Chanterelles  or Eierschwammerl/ Pfiffferlinge © Nadya Kubik /

‘See if you can find some mushrooms in the woods, when you come home from school’ my mother said before leaving for work. September was the best time for picking mushrooms and of all the chores, this one was my favourite. I took my dog, a bitser of a German Shepherd and, wicker basket in hand, we headed off. Going mushrooming was an adventure, a reason to go exploring the woods with my favoured companion.

I was nine years old and knew all the edible mushrooms of the Vienna Woods. I followed my nose and went deep into the forest where the dappled light shimmered across shadows and birds courted each other atop the canopy of beech trees. I listened for the cuckoo, the woodpecker, and the chirpy lark. They accompanied me in song and lifted my spirits as I meandered from the path in search for mushrooms at the base of ancient tree trunks.  

Looking for mushrooms was different to every other chore I had. It wasn’t time bound – I could justify being away for hours, unlike going to the shop to buy bread. To my dismay, my mother could calculate the time it took to walk there and back to the minute. Mushrooming, however, was an art, and art took its time. No one would accuse me of dawdling in the woods.

Deep in the forest, I felt at peace. Safe with the dog by my side, we looked out for one another. He never ran too far from my side. I was there to remove a thorn from his paw or find a cool stream for a drink, he was there to protect me. Sometimes, it was he who led me to the tastiest mushrooms. These afternoons were our precious time together.

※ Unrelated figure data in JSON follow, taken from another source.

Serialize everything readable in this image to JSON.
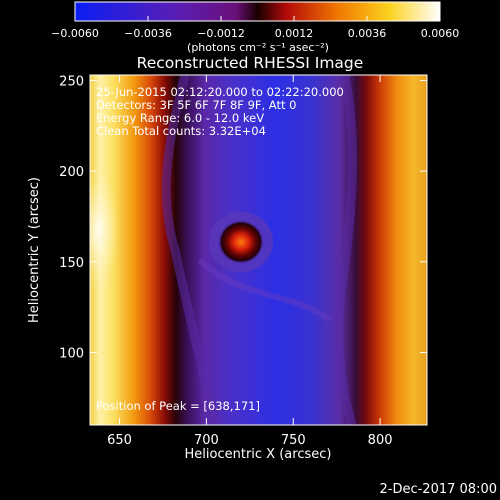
{
  "chart_data": {
    "type": "heatmap",
    "title": "Reconstructed RHESSI Image",
    "xlabel": "Heliocentric X (arcsec)",
    "ylabel": "Heliocentric Y (arcsec)",
    "xlim": [
      633,
      827
    ],
    "ylim": [
      60,
      253
    ],
    "xticks": [
      650,
      700,
      750,
      800
    ],
    "yticks": [
      100,
      150,
      200,
      250
    ],
    "colorbar": {
      "ticks": [
        -0.006,
        -0.0036,
        -0.0012,
        0.0012,
        0.0036,
        0.006
      ],
      "tick_labels": [
        "−0.0060",
        "−0.0036",
        "−0.0012",
        "0.0012",
        "0.0036",
        "0.0060"
      ],
      "range": [
        -0.006,
        0.006
      ],
      "unit_label": "(photons cm⁻² s⁻¹ asec⁻²)"
    },
    "annotations": {
      "time_range": "25-Jun-2015 02:12:20.000 to 02:22:20.000",
      "detectors": "Detectors: 3F 5F 6F 7F 8F 9F, Att 0",
      "energy": "Energy Range: 6.0 - 12.0 keV",
      "clean": "Clean     Total counts: 3.32E+04",
      "peak": "Position of Peak = [638,171]"
    },
    "footer_date": "2-Dec-2017 08:00"
  }
}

While finding mushrooms for that night’s dinner should have been foremost on my mind, there were unexpected pleasures in the woods; a salamander that scuttled across the path and disappeared under leaves, a doe that looked deep into my eyes before trotting away. These encounters were pure rapture. I knew I belonged to this magical world and would always be welcomed home.

And then, there were the times when I found a meadow of wildflowers and I’d fill my basket before remembering the real reason for my ramble. Or, tired from my long walk, I’d lie down in a clearing and watch the clouds assemble into my favourite animals. All I had to remember was to be home before six and explain that mushrooms were particularly difficult to find that day. This was the latitude I was given when looking for mushrooms that would provide our evening meal.

Even so, I still had to find them. I could not go home empty handed for there would be no dinner on the table. I’d search carefully around promising trunks, moving leaves with a stick or bending down to explore a mound that could signal a troop of mushrooms. I was always delighted when my instincts proved right and I could pick three or four chanterelles before moving on.

On bountiful days, I’d return with enough mushrooms for a couple of meals. The sweet earthy smell in my basket scented the kitchen. For the next two nights, we would eat well. We’d have our fill of fried mushrooms and boiled potatoes and would not go to bed hungry.

10 thoughts on “Mushrooms”

  1. another lovely memoir ! idyllic and no fear ! are those forests still there ? who taught you to identify safe mushrooms ?
    it is interesting as there is a feeling of necessity from your mother…free food..straitened life in Vienna ? Viki , I made a delicious mushroom and eggplant moussaka last week…it said chanterelles but I just settled for buttons ! hope I can make it for you one day !! Thanks for your story..I was expecting a fountain pen memoir after the ink blotter !!

    Liked by 1 person

    1. I walked through those forests again in 2019. Not much had changed in terms of the woods around the village. There used to be a railway kiosk near the station with a beer garden and that had fallen into disrepair. It was there that we met old Poldi who taught us which mushrooms were edible and which were not. You are right, they were rather desperate times for my parents. There was never enough money around and food was always scarce. Mushrooms certainly helped throughout late summer and autumn.


    2. Vicki, I seem to recall you talking about going into the forest with your class when you were teaching in Germany some years back. How magical! I wondered through the Black Forest over 30 years ago and was enchanted. I wish I knew about the mushrooms!

      Liked by 1 person

  2. This is magical Viktoria, how amazing to have the freedom to explore such a world. I walked through the fallen leaves and smelled the dampness in the air. Thank you.

    Liked by 1 person

    1. Yes, it certainly was a magical moment in time. I wonder how many children would now be allowed to do what I took for granted.


  3. I loved the way you were ‘out of time’ in some ways – time stretched and the place was magical. How lovely that children can find safety and beauty like this – your dog was a protector – and you had autonomy. This resonated for me in that I lived in a glorious place in North Wales and we had the ‘back by six’ injunction – but your writing has so much depth because you were providing the family meal.

    Liked by 1 person

    1. Yes, we experience time in a very different way as children. You are right, sometimes it stretches other times it compresses. I love the fact that it brought back memories of your own childhood in Wales.


  4. I recall being horrified around 45 years ago when you told me you used to go mushrooming in the Vienna Woods. I simply could not imagine it. I can now. Lovely.